Aubrey Burks

No. 2
- Position: Safety

Personal information
- Born: March 22, 2002 (age 24) Oak Ridge, Florida
- Listed height: 5 ft 11 in (1.80 m)
- Listed weight: 209 lb (95 kg)

Career information
- High school: Auburndale (Auburndale, Florida)
- College: West Virginia (2021–2024);

Awards and highlights
- Second-team All-Big 12 (2022);
- Stats at ESPN

= Aubrey Burks =

American football player (born 2002)

Aubrey Burks (born March 22, 2002) is an American college football safety who played for the West Virginia Mountaineers.

== Early life ==
Burks attended Auburndale High School in Auburndale, Florida. As a junior, he recorded 63 tackles, six sacks, three forced fumbles, and two interceptions before committing to Indiana. However, as a senior, Burks decommitted and instead chose to play college football at West Virginia University over offers from Georgia Tech, Louisville, and Mississippi State.

== College career ==
After just recording two tackles as a freshman, Burks became a starter as a sophomore, finishing the season with 66 tackles, an interception, a forced fumble, and a sack.
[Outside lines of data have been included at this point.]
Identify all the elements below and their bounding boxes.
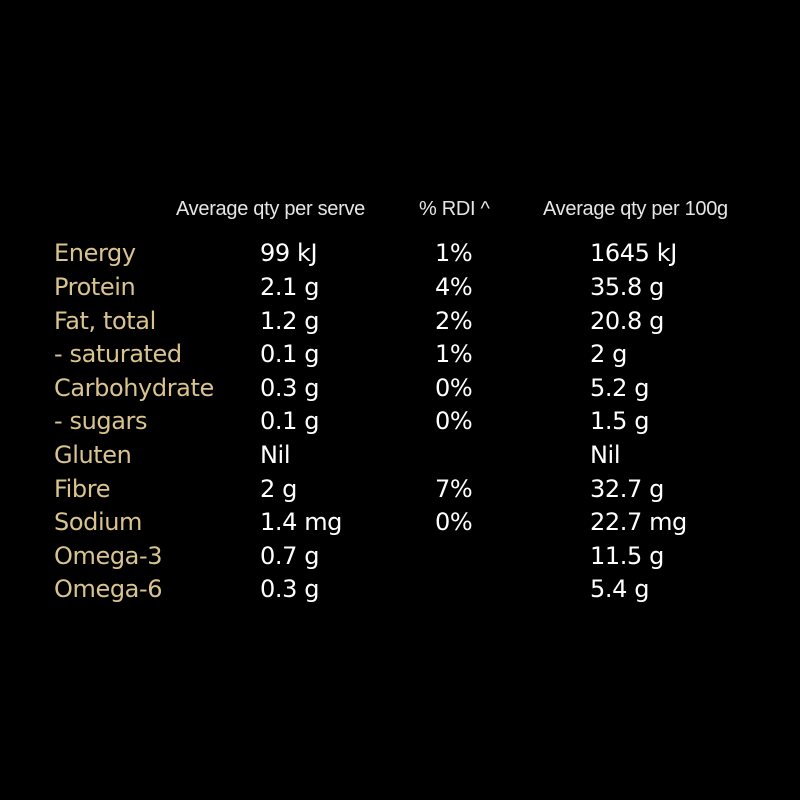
nutrient-row-fat-total: Fat, total 1.2 g 2% 20.8 g bbox=[0, 304, 800, 338]
nutrient-name: - saturated bbox=[54, 340, 182, 368]
value-per-serve: Nil bbox=[260, 441, 291, 469]
value-rdi: 0% bbox=[435, 407, 473, 435]
value-rdi: 1% bbox=[435, 239, 473, 267]
header-rdi: % RDI ^ bbox=[419, 198, 490, 220]
nutrient-name: Gluten bbox=[54, 441, 132, 469]
header-per-100g: Average qty per 100g bbox=[543, 198, 728, 220]
nutrient-name: Protein bbox=[54, 273, 136, 301]
value-per-serve: 2.1 g bbox=[260, 273, 320, 301]
nutrient-row-sugars: - sugars 0.1 g 0% 1.5 g bbox=[0, 404, 800, 438]
value-per-100g: 2 g bbox=[590, 340, 627, 368]
value-per-100g: 5.4 g bbox=[590, 575, 650, 603]
value-per-100g: 11.5 g bbox=[590, 542, 664, 570]
nutrient-name: Omega-6 bbox=[54, 575, 163, 603]
nutrient-name: Fibre bbox=[54, 475, 111, 503]
value-per-100g: 35.8 g bbox=[590, 273, 664, 301]
value-per-100g: 20.8 g bbox=[590, 307, 664, 335]
nutrient-name: Omega-3 bbox=[54, 542, 163, 570]
value-per-serve: 0.1 g bbox=[260, 340, 320, 368]
value-per-100g: 32.7 g bbox=[590, 475, 664, 503]
value-per-serve: 99 kJ bbox=[260, 239, 318, 267]
value-per-serve: 0.3 g bbox=[260, 575, 320, 603]
value-per-serve: 0.7 g bbox=[260, 542, 320, 570]
value-per-serve: 0.1 g bbox=[260, 407, 320, 435]
header-per-serve: Average qty per serve bbox=[176, 198, 365, 220]
value-per-serve: 2 g bbox=[260, 475, 297, 503]
value-per-100g: Nil bbox=[590, 441, 621, 469]
value-rdi: 4% bbox=[435, 273, 473, 301]
value-rdi: 1% bbox=[435, 340, 473, 368]
value-per-100g: 1645 kJ bbox=[590, 239, 677, 267]
nutrient-row-fibre: Fibre 2 g 7% 32.7 g bbox=[0, 472, 800, 506]
nutrient-name: Sodium bbox=[54, 508, 143, 536]
nutrient-row-carbohydrate: Carbohydrate 0.3 g 0% 5.2 g bbox=[0, 371, 800, 405]
value-per-serve: 0.3 g bbox=[260, 374, 320, 402]
nutrient-name: - sugars bbox=[54, 407, 148, 435]
nutrient-name: Energy bbox=[54, 239, 136, 267]
value-per-serve: 1.2 g bbox=[260, 307, 320, 335]
nutrient-row-omega-3: Omega-3 0.7 g 11.5 g bbox=[0, 539, 800, 573]
nutrient-name: Carbohydrate bbox=[54, 374, 214, 402]
value-rdi: 0% bbox=[435, 508, 473, 536]
value-per-100g: 22.7 mg bbox=[590, 508, 687, 536]
nutrient-row-energy: Energy 99 kJ 1% 1645 kJ bbox=[0, 236, 800, 270]
value-rdi: 7% bbox=[435, 475, 473, 503]
nutrient-row-omega-6: Omega-6 0.3 g 5.4 g bbox=[0, 572, 800, 606]
value-per-serve: 1.4 mg bbox=[260, 508, 343, 536]
nutrient-row-sodium: Sodium 1.4 mg 0% 22.7 mg bbox=[0, 505, 800, 539]
nutrient-row-saturated: - saturated 0.1 g 1% 2 g bbox=[0, 337, 800, 371]
value-per-100g: 5.2 g bbox=[590, 374, 650, 402]
value-rdi: 0% bbox=[435, 374, 473, 402]
value-per-100g: 1.5 g bbox=[590, 407, 650, 435]
nutrient-name: Fat, total bbox=[54, 307, 156, 335]
value-rdi: 2% bbox=[435, 307, 473, 335]
nutrient-row-protein: Protein 2.1 g 4% 35.8 g bbox=[0, 270, 800, 304]
nutrient-row-gluten: Gluten Nil Nil bbox=[0, 438, 800, 472]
Against TCU the following season, a collision left Burks motionless on the field for around eight minutes before he was stabilized and carted off the field. After being hospitalized and flown home, Burks was able to return to action after missing a few weeks. He ended his junior season with 48 tackles, two interceptions, and two pass deflections. Entering the 2024 season, Burks is considered one of the top returning safeties in college football. Against Kansas, he suffered an upper body injury, having to be stretchered off the field and put in a neck brace, before being taken to a local hospital. Following the conclusion of the game, Burks was able to return to the stadium and participate in the Mountaineer's post-game celebration, following a 32–28 victory.